Discharge of Contract by Operation of Law, Breach & Lapse of Time

Discharge of Contract

Discharge of Contract – Operation of Law, Breach & Lapse of Time

Discharge of Contract by Operation of Law

The contract is discharged by the operation of law when a contract is discharged by the intervention of law. This can be done in any of the following ways:

1. Material Alteration

Material alteration means any alteration or change in the contract that affects the rights and liabilities of the parties to the contract significantly. Material alteration puts an end to the contract.

If one party without the consent of the other party makes such an alteration in the contract, the other party can avoid the contract. In such cases, the effect of alteration would be the same as that of cancellation of the document. However, an alteration which is not material or which is made to carry out the common intention of the parties, does not affect the validity of the contract.

2. Merger

It is an operation of law that extinguishes a right due to its coincidence with another greater right in the same person. On merger, the inferior rights are not required to be enforced.

3. Insolvency

The insolvent is neither allowed to deal with his property nor to pay any of his creditors. After a person is adjudicated as insolvent, all of his rights and liabilities are transferred to the Official Receiver or the Assignee, as the case maybe. When he is adjudged as insolvent, he is discharged from all liabilities incurred prior to his adjudication.

4. Death

In case of contracts, which involve personal skill or ability, the contract is discharged or terminated on the death of the promisor. However, in other contracts, the rights and liabilities of a deceased person shall pass on to the legal representatives of the deceased person.

Discharge of Contract by Breach of Contract

The breach of contract means the failure of a party to perform his obligations. Breach of contract discharges the aggrieved party from performing his obligations. It may arise in any one of the following forms:

1. Anticipatory Breach of Contract

Anticipatory breach of contract occurs, when a party repudiates it before the time fixed for performance has arrived or when a party by his own act disables himself from performing the contract. It is the premature destruction of the contract.

2. Actual Breach of Contract

The actual breach of contract may take place:

  1. At the time when the performance is due, or
  2. During the performance of the contract.

1. Actual Breach of Contract at the Time when the Performance is Due

This type of breach of contract occurs when a person does not perform his part of the contract at the stipulated time.

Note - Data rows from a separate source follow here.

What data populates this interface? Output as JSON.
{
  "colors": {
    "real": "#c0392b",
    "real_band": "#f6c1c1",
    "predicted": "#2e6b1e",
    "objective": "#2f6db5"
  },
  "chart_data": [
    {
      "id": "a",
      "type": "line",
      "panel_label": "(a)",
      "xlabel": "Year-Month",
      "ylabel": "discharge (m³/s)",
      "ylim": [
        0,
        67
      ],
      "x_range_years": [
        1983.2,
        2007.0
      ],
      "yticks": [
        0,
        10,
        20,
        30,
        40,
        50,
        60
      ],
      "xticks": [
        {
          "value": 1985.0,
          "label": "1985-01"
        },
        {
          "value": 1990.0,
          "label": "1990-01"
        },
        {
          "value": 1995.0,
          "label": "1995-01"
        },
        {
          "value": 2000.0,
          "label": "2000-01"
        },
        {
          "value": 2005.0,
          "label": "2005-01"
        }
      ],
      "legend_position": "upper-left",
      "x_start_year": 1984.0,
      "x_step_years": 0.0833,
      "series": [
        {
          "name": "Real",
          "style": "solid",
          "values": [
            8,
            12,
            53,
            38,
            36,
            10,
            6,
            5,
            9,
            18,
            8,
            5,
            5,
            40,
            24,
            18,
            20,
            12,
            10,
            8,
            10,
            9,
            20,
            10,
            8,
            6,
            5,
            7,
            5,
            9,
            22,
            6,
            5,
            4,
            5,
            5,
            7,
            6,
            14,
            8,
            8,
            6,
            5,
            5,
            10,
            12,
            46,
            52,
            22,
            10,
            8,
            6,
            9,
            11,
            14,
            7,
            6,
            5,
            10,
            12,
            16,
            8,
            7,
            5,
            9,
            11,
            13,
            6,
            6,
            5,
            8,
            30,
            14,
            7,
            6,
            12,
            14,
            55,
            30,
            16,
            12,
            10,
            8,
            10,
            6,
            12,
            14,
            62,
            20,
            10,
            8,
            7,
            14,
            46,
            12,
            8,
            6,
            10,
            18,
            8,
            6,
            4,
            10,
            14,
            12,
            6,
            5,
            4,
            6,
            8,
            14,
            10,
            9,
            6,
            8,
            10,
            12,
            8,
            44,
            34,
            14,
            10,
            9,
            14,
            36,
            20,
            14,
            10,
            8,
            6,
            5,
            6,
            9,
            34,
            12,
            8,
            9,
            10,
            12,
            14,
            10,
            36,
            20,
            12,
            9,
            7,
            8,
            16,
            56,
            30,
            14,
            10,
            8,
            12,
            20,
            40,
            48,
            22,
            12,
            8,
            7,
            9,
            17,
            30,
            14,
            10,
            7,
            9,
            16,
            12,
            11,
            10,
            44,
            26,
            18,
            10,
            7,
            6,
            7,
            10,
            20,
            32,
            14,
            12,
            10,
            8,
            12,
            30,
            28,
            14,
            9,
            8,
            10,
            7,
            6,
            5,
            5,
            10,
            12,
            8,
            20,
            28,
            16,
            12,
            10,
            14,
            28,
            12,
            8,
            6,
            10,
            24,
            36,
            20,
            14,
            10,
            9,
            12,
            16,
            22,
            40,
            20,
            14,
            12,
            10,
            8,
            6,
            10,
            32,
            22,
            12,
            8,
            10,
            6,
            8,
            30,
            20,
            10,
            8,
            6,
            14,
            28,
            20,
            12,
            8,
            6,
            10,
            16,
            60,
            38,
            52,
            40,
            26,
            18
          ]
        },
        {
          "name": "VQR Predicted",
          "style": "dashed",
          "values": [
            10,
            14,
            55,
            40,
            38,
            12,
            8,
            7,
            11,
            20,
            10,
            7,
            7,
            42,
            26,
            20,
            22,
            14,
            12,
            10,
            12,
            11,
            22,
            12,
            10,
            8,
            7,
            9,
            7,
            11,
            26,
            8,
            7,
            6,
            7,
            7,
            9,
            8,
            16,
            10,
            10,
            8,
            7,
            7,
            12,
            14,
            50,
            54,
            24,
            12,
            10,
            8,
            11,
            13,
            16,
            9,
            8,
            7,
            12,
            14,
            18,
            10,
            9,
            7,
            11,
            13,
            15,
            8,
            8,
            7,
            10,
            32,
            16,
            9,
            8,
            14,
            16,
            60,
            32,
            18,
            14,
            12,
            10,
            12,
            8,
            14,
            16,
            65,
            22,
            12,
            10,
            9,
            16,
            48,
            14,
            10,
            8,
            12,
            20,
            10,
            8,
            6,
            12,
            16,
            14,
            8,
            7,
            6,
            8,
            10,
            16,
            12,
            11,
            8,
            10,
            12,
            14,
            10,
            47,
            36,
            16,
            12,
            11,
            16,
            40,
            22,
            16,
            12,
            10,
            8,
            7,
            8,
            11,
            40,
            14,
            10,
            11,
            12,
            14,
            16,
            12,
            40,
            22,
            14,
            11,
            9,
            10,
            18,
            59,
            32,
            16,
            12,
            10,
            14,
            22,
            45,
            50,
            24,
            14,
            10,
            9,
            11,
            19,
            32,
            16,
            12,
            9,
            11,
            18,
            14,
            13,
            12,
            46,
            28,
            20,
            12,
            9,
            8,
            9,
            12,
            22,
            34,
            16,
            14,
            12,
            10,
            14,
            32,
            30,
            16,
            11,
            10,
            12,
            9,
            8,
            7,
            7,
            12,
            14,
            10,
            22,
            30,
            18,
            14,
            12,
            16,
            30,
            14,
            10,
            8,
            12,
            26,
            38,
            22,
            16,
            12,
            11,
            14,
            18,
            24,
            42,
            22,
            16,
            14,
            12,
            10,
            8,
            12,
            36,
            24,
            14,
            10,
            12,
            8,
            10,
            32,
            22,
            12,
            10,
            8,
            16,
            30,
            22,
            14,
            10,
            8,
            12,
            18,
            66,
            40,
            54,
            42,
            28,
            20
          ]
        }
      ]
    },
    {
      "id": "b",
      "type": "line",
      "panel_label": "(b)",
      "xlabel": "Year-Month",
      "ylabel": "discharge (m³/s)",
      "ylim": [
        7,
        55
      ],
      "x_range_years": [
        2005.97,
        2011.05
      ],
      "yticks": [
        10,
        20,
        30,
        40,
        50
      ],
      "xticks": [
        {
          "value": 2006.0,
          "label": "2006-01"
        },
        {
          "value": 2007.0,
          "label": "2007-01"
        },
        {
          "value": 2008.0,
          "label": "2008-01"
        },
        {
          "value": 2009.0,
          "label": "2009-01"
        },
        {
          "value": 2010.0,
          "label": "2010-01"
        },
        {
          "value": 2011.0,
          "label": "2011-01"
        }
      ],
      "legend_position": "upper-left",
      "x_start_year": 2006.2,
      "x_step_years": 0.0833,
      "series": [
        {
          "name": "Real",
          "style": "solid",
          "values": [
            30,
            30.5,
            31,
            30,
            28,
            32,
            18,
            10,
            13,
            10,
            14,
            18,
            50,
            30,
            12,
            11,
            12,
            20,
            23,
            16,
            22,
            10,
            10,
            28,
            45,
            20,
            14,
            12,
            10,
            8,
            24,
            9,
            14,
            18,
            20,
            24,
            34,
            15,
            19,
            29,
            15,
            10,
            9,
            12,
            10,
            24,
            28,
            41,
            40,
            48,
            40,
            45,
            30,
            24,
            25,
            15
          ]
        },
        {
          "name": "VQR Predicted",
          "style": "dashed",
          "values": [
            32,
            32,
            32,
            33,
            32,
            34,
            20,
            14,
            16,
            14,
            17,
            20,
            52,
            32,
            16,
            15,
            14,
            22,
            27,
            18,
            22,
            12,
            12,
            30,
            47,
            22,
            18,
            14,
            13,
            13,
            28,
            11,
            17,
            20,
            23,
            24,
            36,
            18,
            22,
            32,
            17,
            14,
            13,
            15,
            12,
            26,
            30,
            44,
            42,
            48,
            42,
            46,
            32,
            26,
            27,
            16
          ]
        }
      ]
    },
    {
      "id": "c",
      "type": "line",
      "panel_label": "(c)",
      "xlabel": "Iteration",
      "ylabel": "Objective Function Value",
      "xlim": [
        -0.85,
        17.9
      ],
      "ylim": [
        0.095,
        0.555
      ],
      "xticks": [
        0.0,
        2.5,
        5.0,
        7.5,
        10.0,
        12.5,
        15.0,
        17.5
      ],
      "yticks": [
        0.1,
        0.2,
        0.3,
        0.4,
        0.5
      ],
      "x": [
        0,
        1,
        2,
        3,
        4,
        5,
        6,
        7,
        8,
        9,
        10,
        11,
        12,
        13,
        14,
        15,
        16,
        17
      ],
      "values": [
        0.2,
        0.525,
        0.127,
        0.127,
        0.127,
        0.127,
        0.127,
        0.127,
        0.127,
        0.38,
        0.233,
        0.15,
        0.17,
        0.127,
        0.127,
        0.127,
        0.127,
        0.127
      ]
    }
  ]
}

Here the person, who failed to perform his part, will be liable for its breach.

2. Breach during the Performance of the Contract

Actual breach of contract also occurs when during the performance of the contract one party fails or refuses to perform his obligation under the contract.

This refusal to perform the contract may be by

  1. Express repudiation by word or act or
  2. Implied repudiation by creating impossibility by the act of a party to the contract.

In both the cases, the party not in breach can treat the contract as no longer binding on him and sue for breach of contract.

Discharge of Contract by Lapse of Time

As per the provisions of the Limitation Act, 1963, a contract should be performed within a specified period. Such period is called period of limitation. The Limitation Act specified different limitation period for different kinds of contracts. If the contract is not performed and if the aggrieved party takes no action within the limitation period, he is deprived of his remedy at law.

In other words, after the expiry of the period, the Courts will not enforce the contract. Thus the contract is discharged because parties to the contract cannot enforce their respective obligation through the Courts of law.